What did @_backtableuro actually say?
Dr. Rachel Rubin, a urologist who specializes in sexual medicine, argued that clinicians routinely start patients on hormone doses so low they produce no meaningful effect. Her core claim: patients who fail on inadequate doses walk away thinking "hormones don't work for me" when the real problem is underdosing. She also called out urologists specifically for instructing patients to apply only a pea-sized amount of vaginal estrogen near the urethra, calling that approach both clinically insufficient and psychologically counterproductive.
Her specific target was the 0.025 mg estradiol patch for systemic therapy and minimal topical estrogen application for genitourinary symptoms. She argued patients need "at least a half a gram or a gram in the vagina twice a week" of vaginal estrogen to restore the acidic vaginal pH that signals tissue recovery. She framed clinician hesitancy as fear-driven, suggesting providers are unconsciously communicating unwarranted cancer concerns to patients through their dosing behavior.
Does the science back this up?
Mostly, yes. The evidence on vaginal estrogen and genitourinary syndrome of menopause (GSM) does support using therapeutically adequate doses, and there is a documented pattern of clinicians underprescribing out of misplaced concern. That said, the framing around dosing thresholds deserves scrutiny.
A 2020 position statement from the Menopause Society (formerly NAMS) confirmed that low-dose vaginal estrogen is effective for GSM and carries minimal systemic absorption, but "low-dose" in that context still means doses calibrated to reach the vaginal epithelium effectively. The clinical literature does not support the idea that a 0.025 mg systemic estradiol patch is universally inadequate. Pinkerton et al. (2017, Menopause) showed that even low-dose patches reduce vasomotor symptoms in some patients. Individual response varies considerably. Rubin's broader point about fear-driven underprescribing, however, is supported. Faubion et al. (2018, Mayo Clinic Proceedings) documented that provider discomfort with hormone therapy, often rooted in a misreading of the 2002 Women's Health Initiative data, has led to widespread undertreatment of menopausal symptoms for over two decades.
What did they get wrong (or right)?
She got the big picture right. The overcorrection after the Women's Health Initiative study is well documented, and patients have genuinely suffered from under-treatment of GSM and vasomotor symptoms. Her criticism of clinicians who treat vaginal estrogen like a hazardous substance is well-founded and backed by evidence.

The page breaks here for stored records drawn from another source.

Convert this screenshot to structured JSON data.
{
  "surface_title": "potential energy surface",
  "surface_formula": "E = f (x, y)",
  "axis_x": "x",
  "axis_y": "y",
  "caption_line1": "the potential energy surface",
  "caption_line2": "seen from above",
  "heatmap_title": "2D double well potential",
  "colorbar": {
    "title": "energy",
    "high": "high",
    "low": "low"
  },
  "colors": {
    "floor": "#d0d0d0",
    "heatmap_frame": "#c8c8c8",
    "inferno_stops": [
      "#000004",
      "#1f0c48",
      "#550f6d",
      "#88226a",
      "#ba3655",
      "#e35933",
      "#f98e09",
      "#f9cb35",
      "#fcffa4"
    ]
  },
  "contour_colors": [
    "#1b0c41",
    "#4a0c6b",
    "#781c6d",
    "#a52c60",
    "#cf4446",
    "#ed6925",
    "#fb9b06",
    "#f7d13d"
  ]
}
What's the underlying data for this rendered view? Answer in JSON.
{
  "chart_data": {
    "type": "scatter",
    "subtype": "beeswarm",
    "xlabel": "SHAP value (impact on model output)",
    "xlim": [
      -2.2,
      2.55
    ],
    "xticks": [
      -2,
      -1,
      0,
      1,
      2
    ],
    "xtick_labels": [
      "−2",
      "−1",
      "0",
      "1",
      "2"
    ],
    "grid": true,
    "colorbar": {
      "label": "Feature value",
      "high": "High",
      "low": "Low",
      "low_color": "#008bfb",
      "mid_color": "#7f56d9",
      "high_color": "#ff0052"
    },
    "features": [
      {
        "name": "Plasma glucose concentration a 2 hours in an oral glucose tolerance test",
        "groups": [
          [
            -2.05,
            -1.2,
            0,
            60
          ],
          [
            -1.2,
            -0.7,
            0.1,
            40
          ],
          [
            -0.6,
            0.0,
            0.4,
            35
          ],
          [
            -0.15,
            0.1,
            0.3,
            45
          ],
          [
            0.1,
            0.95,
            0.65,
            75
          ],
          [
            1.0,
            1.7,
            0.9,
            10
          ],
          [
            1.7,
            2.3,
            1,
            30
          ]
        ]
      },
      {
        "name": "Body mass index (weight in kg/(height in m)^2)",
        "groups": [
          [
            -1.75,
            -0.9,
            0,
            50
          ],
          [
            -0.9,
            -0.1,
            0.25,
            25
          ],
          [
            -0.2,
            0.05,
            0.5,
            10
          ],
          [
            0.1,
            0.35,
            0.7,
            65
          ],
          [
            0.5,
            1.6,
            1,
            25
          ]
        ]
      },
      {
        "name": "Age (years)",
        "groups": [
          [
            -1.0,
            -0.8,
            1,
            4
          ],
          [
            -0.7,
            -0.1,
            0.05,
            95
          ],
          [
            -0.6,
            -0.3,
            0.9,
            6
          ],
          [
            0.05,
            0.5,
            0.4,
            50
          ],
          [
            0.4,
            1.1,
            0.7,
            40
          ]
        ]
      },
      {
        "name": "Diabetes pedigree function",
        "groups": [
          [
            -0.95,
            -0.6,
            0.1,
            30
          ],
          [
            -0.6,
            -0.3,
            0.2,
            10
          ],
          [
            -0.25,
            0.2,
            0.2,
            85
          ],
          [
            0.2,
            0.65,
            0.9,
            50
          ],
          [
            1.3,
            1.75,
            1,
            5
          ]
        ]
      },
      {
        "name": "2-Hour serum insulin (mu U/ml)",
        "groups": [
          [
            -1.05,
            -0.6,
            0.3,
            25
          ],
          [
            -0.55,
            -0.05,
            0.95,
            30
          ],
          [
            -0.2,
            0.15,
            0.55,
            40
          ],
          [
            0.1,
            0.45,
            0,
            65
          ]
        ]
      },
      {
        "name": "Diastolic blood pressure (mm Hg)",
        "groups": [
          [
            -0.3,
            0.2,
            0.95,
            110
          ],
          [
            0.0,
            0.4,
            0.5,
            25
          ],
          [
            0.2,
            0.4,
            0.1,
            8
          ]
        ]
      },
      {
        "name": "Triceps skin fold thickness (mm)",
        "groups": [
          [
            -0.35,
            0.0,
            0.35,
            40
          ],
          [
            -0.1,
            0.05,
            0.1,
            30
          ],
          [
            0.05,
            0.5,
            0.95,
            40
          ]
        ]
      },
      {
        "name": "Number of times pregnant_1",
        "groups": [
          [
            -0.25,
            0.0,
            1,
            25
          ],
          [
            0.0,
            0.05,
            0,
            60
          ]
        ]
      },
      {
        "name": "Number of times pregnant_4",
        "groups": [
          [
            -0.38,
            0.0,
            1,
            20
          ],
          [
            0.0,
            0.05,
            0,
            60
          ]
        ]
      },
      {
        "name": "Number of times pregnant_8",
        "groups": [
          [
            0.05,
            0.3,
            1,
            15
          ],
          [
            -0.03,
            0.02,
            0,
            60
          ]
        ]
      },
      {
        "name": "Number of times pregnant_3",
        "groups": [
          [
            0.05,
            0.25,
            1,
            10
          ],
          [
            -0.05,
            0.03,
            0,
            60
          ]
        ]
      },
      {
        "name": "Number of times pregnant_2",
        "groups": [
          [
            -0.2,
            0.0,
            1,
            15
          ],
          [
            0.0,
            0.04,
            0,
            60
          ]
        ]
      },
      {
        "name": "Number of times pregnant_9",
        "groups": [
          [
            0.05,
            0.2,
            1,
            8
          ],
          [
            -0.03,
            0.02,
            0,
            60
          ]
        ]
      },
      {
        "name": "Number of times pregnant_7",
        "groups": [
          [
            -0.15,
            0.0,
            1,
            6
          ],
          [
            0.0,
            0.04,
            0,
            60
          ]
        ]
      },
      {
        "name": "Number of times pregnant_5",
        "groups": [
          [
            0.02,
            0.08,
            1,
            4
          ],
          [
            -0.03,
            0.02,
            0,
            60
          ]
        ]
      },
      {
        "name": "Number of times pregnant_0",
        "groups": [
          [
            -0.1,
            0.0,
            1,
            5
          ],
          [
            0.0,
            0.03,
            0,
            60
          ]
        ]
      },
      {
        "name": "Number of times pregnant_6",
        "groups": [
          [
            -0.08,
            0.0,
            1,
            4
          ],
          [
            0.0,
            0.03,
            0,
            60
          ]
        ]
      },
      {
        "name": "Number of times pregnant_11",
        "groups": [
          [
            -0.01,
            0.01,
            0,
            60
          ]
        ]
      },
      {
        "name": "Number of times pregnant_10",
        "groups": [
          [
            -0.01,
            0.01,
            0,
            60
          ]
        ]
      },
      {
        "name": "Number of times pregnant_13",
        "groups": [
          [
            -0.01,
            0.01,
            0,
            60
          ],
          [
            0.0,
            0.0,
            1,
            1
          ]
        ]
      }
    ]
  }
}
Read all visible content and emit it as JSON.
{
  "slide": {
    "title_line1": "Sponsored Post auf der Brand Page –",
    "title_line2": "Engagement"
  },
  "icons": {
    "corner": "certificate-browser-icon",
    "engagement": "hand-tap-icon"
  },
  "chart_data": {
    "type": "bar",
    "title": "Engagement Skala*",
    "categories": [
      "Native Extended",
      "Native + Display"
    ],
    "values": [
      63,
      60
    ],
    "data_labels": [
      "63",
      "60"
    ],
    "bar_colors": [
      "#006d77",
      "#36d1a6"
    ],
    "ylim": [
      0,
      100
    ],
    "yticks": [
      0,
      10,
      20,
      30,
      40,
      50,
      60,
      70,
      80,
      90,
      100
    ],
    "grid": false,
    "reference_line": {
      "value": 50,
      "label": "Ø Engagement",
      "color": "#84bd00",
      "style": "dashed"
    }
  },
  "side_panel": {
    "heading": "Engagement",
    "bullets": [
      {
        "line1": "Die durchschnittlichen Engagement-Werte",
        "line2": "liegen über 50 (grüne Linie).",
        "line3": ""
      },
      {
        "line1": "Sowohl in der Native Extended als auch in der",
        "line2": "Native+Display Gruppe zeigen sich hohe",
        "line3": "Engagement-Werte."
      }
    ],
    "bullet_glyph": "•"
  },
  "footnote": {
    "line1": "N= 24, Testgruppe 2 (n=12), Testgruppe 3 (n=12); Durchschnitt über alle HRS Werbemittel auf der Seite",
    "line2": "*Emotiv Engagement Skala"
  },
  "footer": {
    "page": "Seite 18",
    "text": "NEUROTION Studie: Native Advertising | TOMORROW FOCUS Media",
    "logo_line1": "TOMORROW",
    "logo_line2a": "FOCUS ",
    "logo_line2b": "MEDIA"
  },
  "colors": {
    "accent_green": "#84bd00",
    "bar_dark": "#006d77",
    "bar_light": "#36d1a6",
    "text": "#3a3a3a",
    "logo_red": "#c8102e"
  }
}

Where the argument gets imprecise: she implies that the 0.025 mg patch is categorically a "dipping a toe" dose for everyone. That is an overgeneralization. Some patients, particularly those with estrogen sensitivity or specific cardiovascular risk profiles, are appropriately started at lower doses with planned titration. Dosing is not one-size-fits-all, and framing any starting dose as inherently inadequate without clinical context oversimplifies the picture. Her claim about vaginal acidification requiring "at least a half a gram or a gram twice a week" is clinically plausible for restoring vaginal tissue, but the exact gram threshold she cites is not a universally agreed-upon standard across clinical guidelines. The Menopause Society recommends dosing adequate to relieve symptoms, not a fixed weight target.
Her cancer framing is worth addressing directly. She says clinicians who underdose are implicitly communicating fear of causing cancer. The evidence is clear that vaginal estrogen does not carry meaningful cancer risk for most patients. Bhupathiraju et al. (2019, JAMA Internal Medicine) found no increased breast cancer risk with vaginal estrogen use. On that point, she is correct.
What should you actually know?
If you have been told hormone therapy did not work for you, it is worth asking whether you were on a dose that had any real chance of working, and for long enough. GSM symptoms in particular often require weeks to months of consistent use before tissue changes become apparent.
That said, do not interpret this video as a reason to self-adjust your dose or pressure your provider into prescribing more. Dosing decisions depend on your symptom severity, your cardiovascular and cancer history, your route of administration, and how your body responds. The correct move is a structured conversation with a provider who specializes in menopause medicine, not a YouTube-informed demand for a higher dose. The Menopause Society maintains a "menopause practitioner" directory if your current provider is not comfortable managing these therapies. Provider hesitancy around HRT is a real clinical problem. That does not mean maximum doses are appropriate for every patient.